Allons, veux-tu traduire la seconde feuille ? Si oui, emporte le texte, prends des plumes, du papier, — tout cela est aux frais de l’État, — et permets-moi de t’offrir trois roubles : comme j’ai moi-même reçu six roubles d’arrhes pour la première et la seconde feuille, c’est trois roubles qui te reviennent, et tu en auras encore autant à toucher quand ta traduction sera finie. Surtout ne va pas te figurer que tu m’as quelque obligation pour cela. Au contraire, dès que tu es entré, j’ai pensé tout de suite à t’utiliser. D’abord je ne suis pas fort sur l’orthographe, et, en second lieu, j’ai une connaissance pitoyable de l’allemand, en sorte que le plus souvent j’invente au lieu de traduire. Je me console par la pensée que j’ajoute ainsi des beautés au texte, mais, qui sait ? je me fais peut-être illusion. Eh bien, c’est dit, tu acceptes ?

Raskolnikoff prit en silence les feuillets de la brochure allemande ainsi que les trois roubles ; puis il sortit sans proférer une parole. Razoumikhine le suivit d’un regard étonné. Mais, arrivé au premier coin de rue, Raskolnikoff revint brusquement sur ses pas et remonta chez son ami. Il déposa sur la table les pages de la brochure et les trois roubles ; après quoi, il sortit de nouveau sans dire un mot.

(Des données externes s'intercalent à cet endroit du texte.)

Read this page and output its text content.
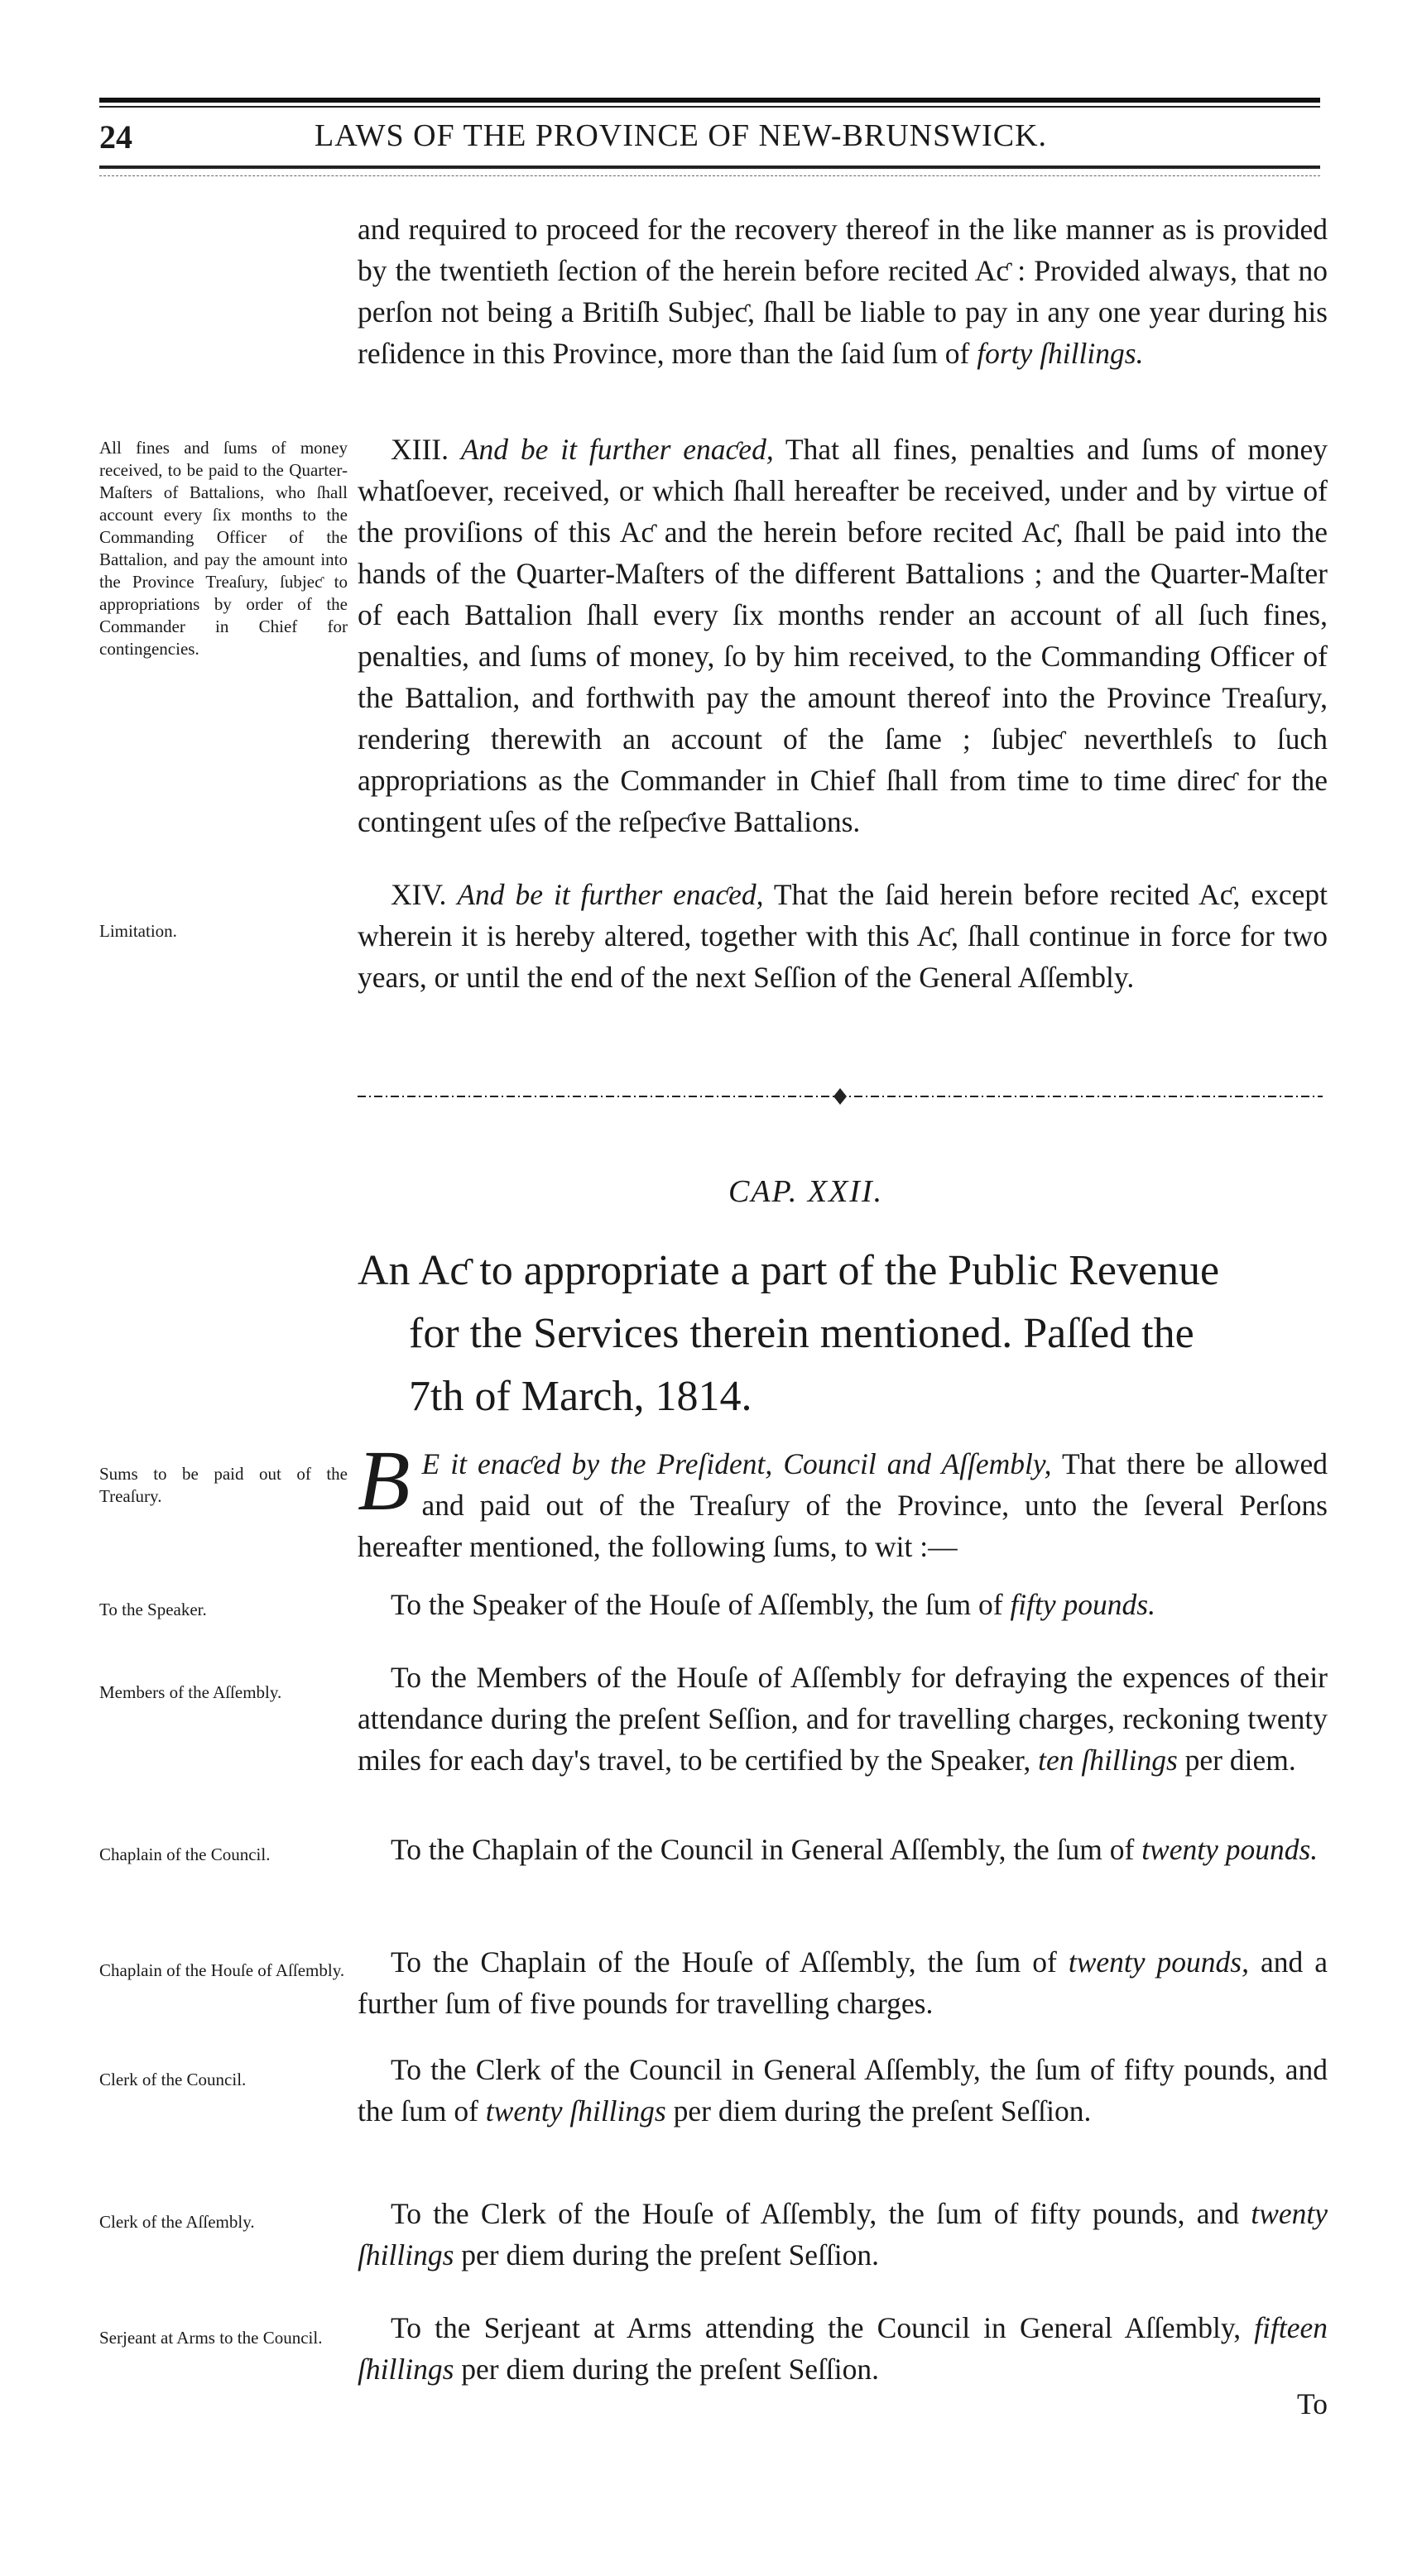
24	LAWS OF THE PROVINCE OF NEW-BRUNSWICK.

and required to proceed for the recovery thereof in the like manner as is provided by the twentieth ſection of the herein before recited Aƈ : Provided always, that no perſon not being a Britiſh Subjeƈ, ſhall be liable to pay in any one year during his reſidence in this Province, more than the ſaid ſum of forty ſhillings.

All fines and ſums of money received, to be paid to the Quarter-Maſters of Battalions, who ſhall account every ſix months to the Commanding Officer of the Battalion, and pay the amount into the Province Treaſury, ſubjeƈ to appropriations by order of the Commander in Chief for contingencies.

XIII. And be it further enaƈed, That all fines, penalties and ſums of money whatſoever, received, or which ſhall hereafter be received, under and by virtue of the proviſions of this Aƈ and the herein before recited Aƈ, ſhall be paid into the hands of the Quarter-Maſters of the different Battalions ; and the Quarter-Maſter of each Battalion ſhall every ſix months render an account of all ſuch fines, penalties, and ſums of money, ſo by him received, to the Commanding Officer of the Battalion, and forthwith pay the amount thereof into the Province Treaſury, rendering therewith an account of the ſame ; ſubjeƈ neverthleſs to ſuch appropriations as the Commander in Chief ſhall from time to time direƈ for the contingent uſes of the reſpeƈive Battalions.

Limitation.

XIV. And be it further enaƈed, That the ſaid herein before recited Aƈ, except wherein it is hereby altered, together with this Aƈ, ſhall continue in force for two years, or until the end of the next Seſſion of the General Aſſembly.

CAP. XXII.
An Aƈ to appropriate a part of the Public Revenue
for the Services therein mentioned. Paſſed the
7th of March, 1814.
Sums to be paid out of the Treaſury.	B E it enaƈed by the Preſident, Council and Aſſembly, That there be allowed and paid out of the Treaſury of the Province, unto the ſeveral Perſons hereafter mentioned, the following ſums, to wit :—

To the Speaker.	To the Speaker of the Houſe of Aſſembly, the ſum of fifty pounds.

Members of the Aſſembly.	To the Members of the Houſe of Aſſembly for defraying the expences of their attendance during the preſent Seſſion, and for travelling charges, reckoning twenty miles for each day's travel, to be certified by the Speaker, ten ſhillings per diem.

Chaplain of the Council.	To the Chaplain of the Council in General Aſſembly, the ſum of twenty pounds.

Chaplain of the Houſe of Aſſembly.	To the Chaplain of the Houſe of Aſſembly, the ſum of twenty pounds, and a further ſum of five pounds for travelling charges.

Clerk of the Council.	To the Clerk of the Council in General Aſſembly, the ſum of fifty pounds, and the ſum of twenty ſhillings per diem during the preſent Seſſion.

Clerk of the Aſſembly.	To the Clerk of the Houſe of Aſſembly, the ſum of fifty pounds, and twenty ſhillings per diem during the preſent Seſſion.

Serjeant at Arms to the Council.	To the Serjeant at Arms attending the Council in General Aſſembly, fifteen ſhillings per diem during the preſent Seſſion.

To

— Mais c’est de l’aliénation mentale ! vociféra Razoumikhine à la fin pris de colère. — Quelle comédie joues-tu là ? Même moi, tu me fais sortir de mon calme… Pourquoi donc es-tu venu alors, diable ?

— Je n’ai pas besoin… de traductions… murmura Raskolnikoff, déjà en train de descendre l’escalier.

— Alors de quoi, diable ! as-tu besoin ? lui cria sur le palier Razoumikhine.